I am wondering what is the best method to define a dictionary to calculate relevance of a specific website. At least dictionaries with words seem to be an important method of measuring relevance for new websites found via links (e.g. if a website is linked to, but it does not contain any word about soccer, it is probably irrelevant for my soccer crawler).
I came to the following ideas, but all of them have major drawbacks:
- Write a dictionary by hand -> you might forget a lot of words and it is very time consuming
- Take the most important words from the first website as dictionary -> a lot of words would probably be missing
- Take the most important words on all websites as entries in the dictionary and weight them by relevance (e.g. a website which is only relevant 0.4 would not have such a big impact on the dictionary as a website that is relevant 0.8) -> seems pretty complicated and could lead to unexpected results
The last method seems the best to me, but maybe there are better and more common methods?

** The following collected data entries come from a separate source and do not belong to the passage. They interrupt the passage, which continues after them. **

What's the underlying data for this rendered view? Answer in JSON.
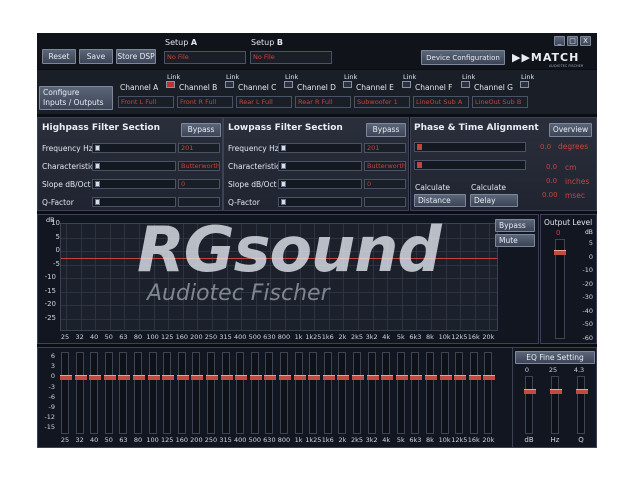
{
  "toolbar": {
    "reset": "Reset",
    "save": "Save",
    "store_dsp": "Store DSP",
    "setup_prefix": "Setup",
    "setup_a_letter": "A",
    "setup_b_letter": "B",
    "setup_a_value": "No File",
    "setup_b_value": "No File",
    "device_config": "Device Configuration",
    "logo": "MATCH",
    "logo_sub": "AUDIOTEC FISCHER"
  },
  "window_controls": [
    "_",
    "□",
    "X"
  ],
  "configure": {
    "line1": "Configure",
    "line2": "Inputs / Outputs"
  },
  "link_label": "Link",
  "channels": [
    {
      "name": "Channel A",
      "output": "Front L Full",
      "linked": true
    },
    {
      "name": "Channel B",
      "output": "Front R Full",
      "linked": false
    },
    {
      "name": "Channel C",
      "output": "Rear L Full",
      "linked": false
    },
    {
      "name": "Channel D",
      "output": "Rear R Full",
      "linked": false
    },
    {
      "name": "Channel E",
      "output": "Subwoofer 1",
      "linked": false
    },
    {
      "name": "Channel F",
      "output": "LineOut Sub A",
      "linked": false
    },
    {
      "name": "Channel G",
      "output": "LineOut Sub B",
      "linked": false
    }
  ],
  "highpass": {
    "title": "Highpass Filter Section",
    "bypass": "Bypass",
    "rows": [
      {
        "label": "Frequency Hz",
        "value": "201"
      },
      {
        "label": "Characteristic",
        "value": "Butterworth"
      },
      {
        "label": "Slope dB/Oct",
        "value": "0"
      },
      {
        "label": "Q-Factor",
        "value": ""
      }
    ]
  },
  "lowpass": {
    "title": "Lowpass Filter Section",
    "bypass": "Bypass",
    "rows": [
      {
        "label": "Frequency Hz",
        "value": "201"
      },
      {
        "label": "Characteristic",
        "value": "Butterworth"
      },
      {
        "label": "Slope dB/Oct",
        "value": "0"
      },
      {
        "label": "Q-Factor",
        "value": ""
      }
    ]
  },
  "phase": {
    "title": "Phase & Time Alignment",
    "overview": "Overview",
    "degrees_value": "0.0",
    "degrees_unit": "degrees",
    "cm_value": "0.0",
    "cm_unit": "cm",
    "inches_value": "0.0",
    "inches_unit": "inches",
    "msec_value": "0.00",
    "msec_unit": "msec",
    "calculate": "Calculate",
    "distance": "Distance",
    "delay": "Delay"
  },
  "response": {
    "db_label": "dB",
    "y_ticks": [
      "10",
      "5",
      "0",
      "-5",
      "-10",
      "-15",
      "-20",
      "-25"
    ],
    "bypass": "Bypass",
    "mute": "Mute"
  },
  "freq_ticks": [
    "25",
    "32",
    "40",
    "50",
    "63",
    "80",
    "100",
    "125",
    "160",
    "200",
    "250",
    "315",
    "400",
    "500",
    "630",
    "800",
    "1k",
    "1k25",
    "1k6",
    "2k",
    "2k5",
    "3k2",
    "4k",
    "5k",
    "6k3",
    "8k",
    "10k",
    "12k5",
    "16k",
    "20k"
  ],
  "output_level": {
    "title": "Output Level",
    "db_label": "dB",
    "value": "0",
    "ticks": [
      "5",
      "0",
      "-10",
      "-20",
      "-30",
      "-40",
      "-50",
      "-60"
    ]
  },
  "eq": {
    "y_ticks": [
      "6",
      "3",
      "0",
      "-3",
      "-6",
      "-9",
      "-12",
      "-15"
    ],
    "fine_title": "EQ Fine Setting",
    "fine_values": [
      "0",
      "25",
      "4.3"
    ],
    "fine_labels": [
      "dB",
      "Hz",
      "Q"
    ]
  },
  "watermark": {
    "main": "RGsound",
    "sub": "Audiotec Fischer"
  },
  "colors": {
    "accent": "#c2453d",
    "bg": "#0b0d12",
    "panel": "#262b37"
  }
}
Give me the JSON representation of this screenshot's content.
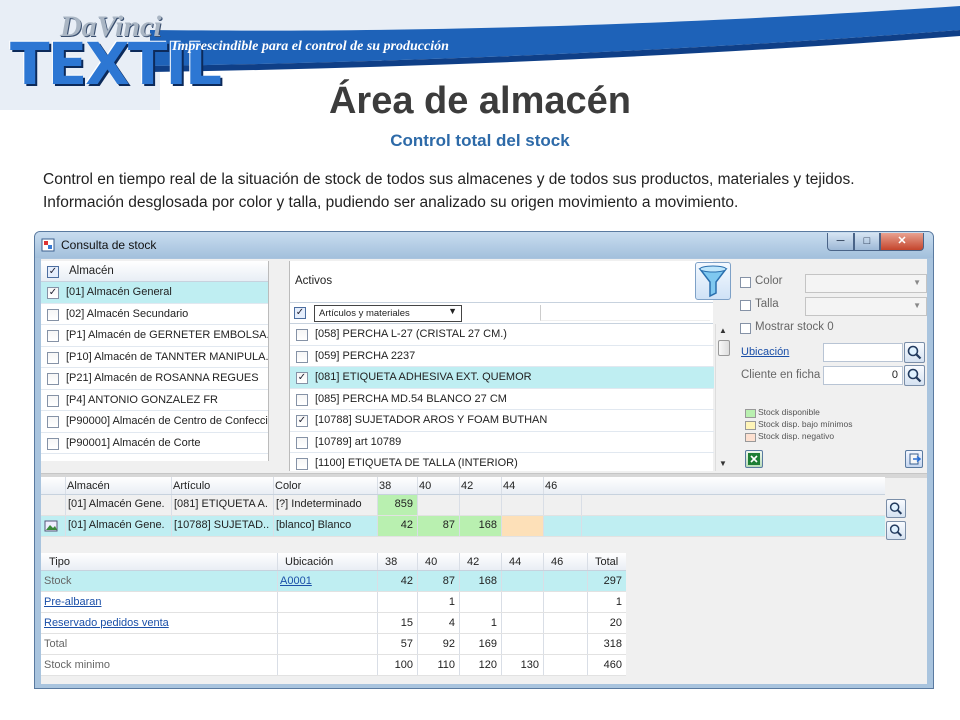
{
  "brand": {
    "logo_top": "DaVinci",
    "logo_main": "TEXTIL",
    "tagline": "Imprescindible para el control de su producción",
    "colors": {
      "banner": "#1e62b8",
      "logo": "#2d77d3",
      "subtitle": "#2d6aa8"
    }
  },
  "slide": {
    "title": "Área de almacén",
    "subtitle": "Control total del stock",
    "description": "Control en tiempo real de la situación de stock de todos sus almacenes y de todos sus productos, materiales y tejidos. Información desglosada por color y talla, pudiendo ser analizado su origen movimiento a movimiento."
  },
  "window": {
    "title": "Consulta de stock",
    "icons": {
      "app": "app-window-icon",
      "minimize": "minimize-icon",
      "maximize": "maximize-icon",
      "close": "close-icon"
    }
  },
  "warehouses": {
    "header": "Almacén",
    "items": [
      {
        "label": "[01] Almacén General",
        "checked": true,
        "selected": true
      },
      {
        "label": "[02] Almacén Secundario",
        "checked": false
      },
      {
        "label": "[P1] Almacén de GERNETER EMBOLSA...",
        "checked": false
      },
      {
        "label": "[P10] Almacén de TANNTER MANIPULA...",
        "checked": false
      },
      {
        "label": "[P21] Almacén de ROSANNA REGUES",
        "checked": false
      },
      {
        "label": "[P4] ANTONIO GONZALEZ FR",
        "checked": false
      },
      {
        "label": "[P90000] Almacén de Centro de Confecci...",
        "checked": false
      },
      {
        "label": "[P90001] Almacén de Corte",
        "checked": false
      }
    ]
  },
  "products": {
    "activos_label": "Activos",
    "filter_combo": "Artículos y materiales",
    "items": [
      {
        "label": "[058] PERCHA L-27 (CRISTAL 27 CM.)",
        "checked": false
      },
      {
        "label": "[059] PERCHA 2237",
        "checked": false
      },
      {
        "label": "[081] ETIQUETA ADHESIVA EXT. QUEMOR",
        "checked": true,
        "selected": true
      },
      {
        "label": "[085] PERCHA MD.54 BLANCO 27 CM",
        "checked": false
      },
      {
        "label": "[10788] SUJETADOR AROS Y FOAM BUTHAN",
        "checked": true
      },
      {
        "label": "[10789] art 10789",
        "checked": false
      },
      {
        "label": "[1100] ETIQUETA DE TALLA (INTERIOR)",
        "checked": false
      }
    ]
  },
  "filters": {
    "color_label": "Color",
    "talla_label": "Talla",
    "mostrar_stock_label": "Mostrar stock 0",
    "ubicacion_label": "Ubicación",
    "ubicacion_value": "",
    "cliente_label": "Cliente en ficha",
    "cliente_value": "0",
    "legend": [
      {
        "label": "Stock disponible",
        "color": "#b9f0b0"
      },
      {
        "label": "Stock disp. bajo mínimos",
        "color": "#fff5b8"
      },
      {
        "label": "Stock disp. negativo",
        "color": "#fde0d0"
      }
    ]
  },
  "stock_grid": {
    "columns": [
      "Almacén",
      "Artículo",
      "Color",
      "38",
      "40",
      "42",
      "44",
      "46"
    ],
    "rows": [
      {
        "almacen": "[01] Almacén Gene...",
        "articulo": "[081] ETIQUETA A...",
        "color": "[?] Indeterminado",
        "values": [
          "859",
          "",
          "",
          "",
          ""
        ]
      },
      {
        "almacen": "[01] Almacén Gene...",
        "articulo": "[10788] SUJETAD...",
        "color": "[blanco] Blanco",
        "values": [
          "42",
          "87",
          "168",
          "",
          ""
        ]
      }
    ]
  },
  "detail_grid": {
    "columns": [
      "Tipo",
      "Ubicación",
      "38",
      "40",
      "42",
      "44",
      "46",
      "Total"
    ],
    "rows": [
      {
        "tipo": "Stock",
        "ubicacion": "A0001",
        "values": [
          "42",
          "87",
          "168",
          "",
          ""
        ],
        "total": "297"
      },
      {
        "tipo": "Pre-albaran",
        "ubicacion": "",
        "values": [
          "",
          "1",
          "",
          "",
          ""
        ],
        "total": "1"
      },
      {
        "tipo": "Reservado pedidos venta",
        "ubicacion": "",
        "values": [
          "15",
          "4",
          "1",
          "",
          ""
        ],
        "total": "20"
      },
      {
        "tipo": "Total",
        "ubicacion": "",
        "values": [
          "57",
          "92",
          "169",
          "",
          ""
        ],
        "total": "318"
      },
      {
        "tipo": "Stock minimo",
        "ubicacion": "",
        "values": [
          "100",
          "110",
          "120",
          "130",
          ""
        ],
        "total": "460"
      }
    ]
  }
}
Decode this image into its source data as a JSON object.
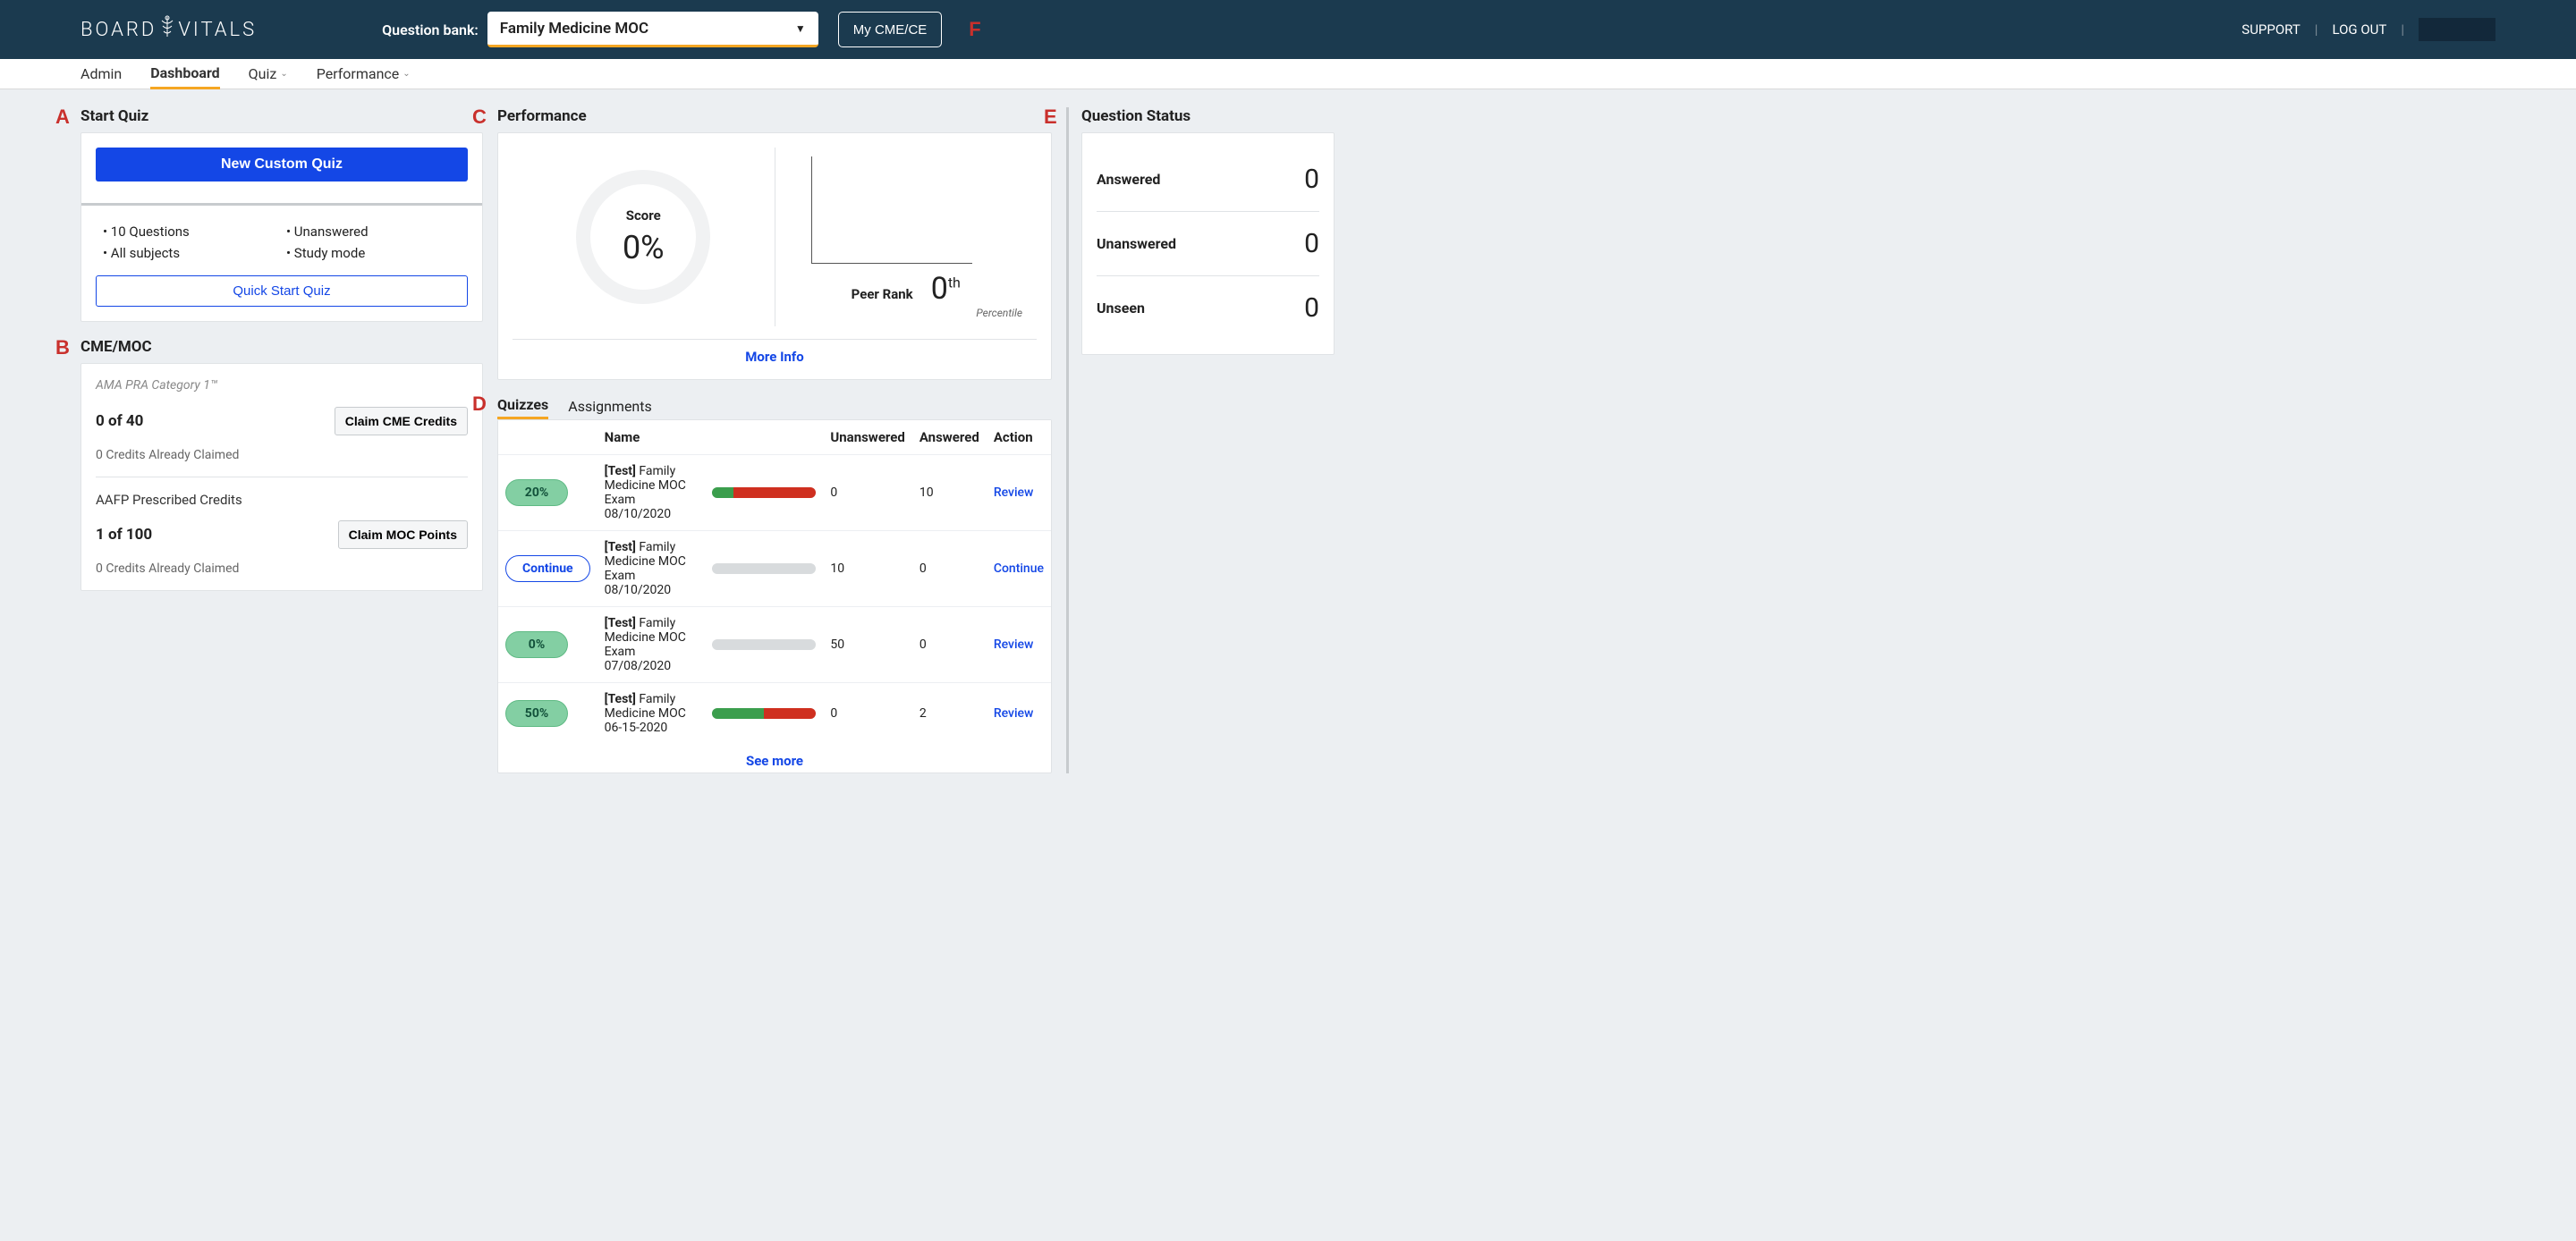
{
  "header": {
    "logo_text_a": "BOARD",
    "logo_text_b": "VITALS",
    "qbank_label": "Question bank:",
    "qbank_selected": "Family Medicine MOC",
    "mycme_label": "My CME/CE",
    "support_label": "SUPPORT",
    "logout_label": "LOG OUT"
  },
  "nav": {
    "items": [
      {
        "label": "Admin",
        "active": false,
        "caret": false
      },
      {
        "label": "Dashboard",
        "active": true,
        "caret": false
      },
      {
        "label": "Quiz",
        "active": false,
        "caret": true
      },
      {
        "label": "Performance",
        "active": false,
        "caret": true
      }
    ]
  },
  "annotations": {
    "A": "A",
    "B": "B",
    "C": "C",
    "D": "D",
    "E": "E",
    "F": "F"
  },
  "start_quiz": {
    "title": "Start Quiz",
    "new_btn": "New Custom Quiz",
    "defaults": [
      "10 Questions",
      "Unanswered",
      "All subjects",
      "Study mode"
    ],
    "quick_btn": "Quick Start Quiz"
  },
  "cme": {
    "title": "CME/MOC",
    "category": "AMA PRA Category 1™",
    "cme_count": "0 of 40",
    "claim_cme": "Claim CME Credits",
    "cme_claimed": "0 Credits Already Claimed",
    "aafp_label": "AAFP Prescribed Credits",
    "moc_count": "1 of 100",
    "claim_moc": "Claim MOC Points",
    "moc_claimed": "0 Credits Already Claimed"
  },
  "performance": {
    "title": "Performance",
    "score_label": "Score",
    "score_value": "0%",
    "rank_label": "Peer Rank",
    "rank_value": "0",
    "rank_suffix": "th",
    "rank_pct": "Percentile",
    "more": "More Info"
  },
  "quizzes": {
    "tabs": [
      {
        "label": "Quizzes",
        "active": true
      },
      {
        "label": "Assignments",
        "active": false
      }
    ],
    "headers": {
      "name": "Name",
      "unanswered": "Unanswered",
      "answered": "Answered",
      "action": "Action"
    },
    "rows": [
      {
        "badge": "20%",
        "badge_type": "green",
        "name_prefix": "[Test]",
        "name": " Family Medicine MOC Exam 08/10/2020",
        "bar_g": 20,
        "bar_r": 80,
        "unanswered": "0",
        "answered": "10",
        "action": "Review"
      },
      {
        "badge": "Continue",
        "badge_type": "outline",
        "name_prefix": "[Test]",
        "name": " Family Medicine MOC Exam 08/10/2020",
        "bar_g": 0,
        "bar_r": 0,
        "unanswered": "10",
        "answered": "0",
        "action": "Continue"
      },
      {
        "badge": "0%",
        "badge_type": "green",
        "name_prefix": "[Test]",
        "name": " Family Medicine MOC Exam 07/08/2020",
        "bar_g": 0,
        "bar_r": 0,
        "unanswered": "50",
        "answered": "0",
        "action": "Review"
      },
      {
        "badge": "50%",
        "badge_type": "green",
        "name_prefix": "[Test]",
        "name": " Family Medicine MOC 06-15-2020",
        "bar_g": 50,
        "bar_r": 50,
        "unanswered": "0",
        "answered": "2",
        "action": "Review"
      }
    ],
    "see_more": "See more"
  },
  "status": {
    "title": "Question Status",
    "rows": [
      {
        "label": "Answered",
        "value": "0"
      },
      {
        "label": "Unanswered",
        "value": "0"
      },
      {
        "label": "Unseen",
        "value": "0"
      }
    ]
  }
}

I would recommend that you build a common-word dictionary from a list of known sites. Suppose you have 100 sites and you know that they’re all talking about soccer. You can build unigram and bigram (or n-gram) maps of the content and use it as a baseline from which you measure some type of “deviation” with regards to every new observation you make. Note that you would have to remove the common stopwords in order to eliminate irrelevant words; in English there are quite a few, here is a list: http://www.ranks.nl/resources/stopwords.html
N-grams are frequency counts of words or combinations of words. Unigrams creates a map where the key is the word and the value is the number of occurrence for each word. Bigrams are usually constructed by combining two consecutive words and using them as the key, so forth for trigrams and n-grams.
You can take the top n-grams from your known sites and compare them against the top n-grams of the site you’re currently evaluating. The more similar they are, the more likely that the site is with the same topic.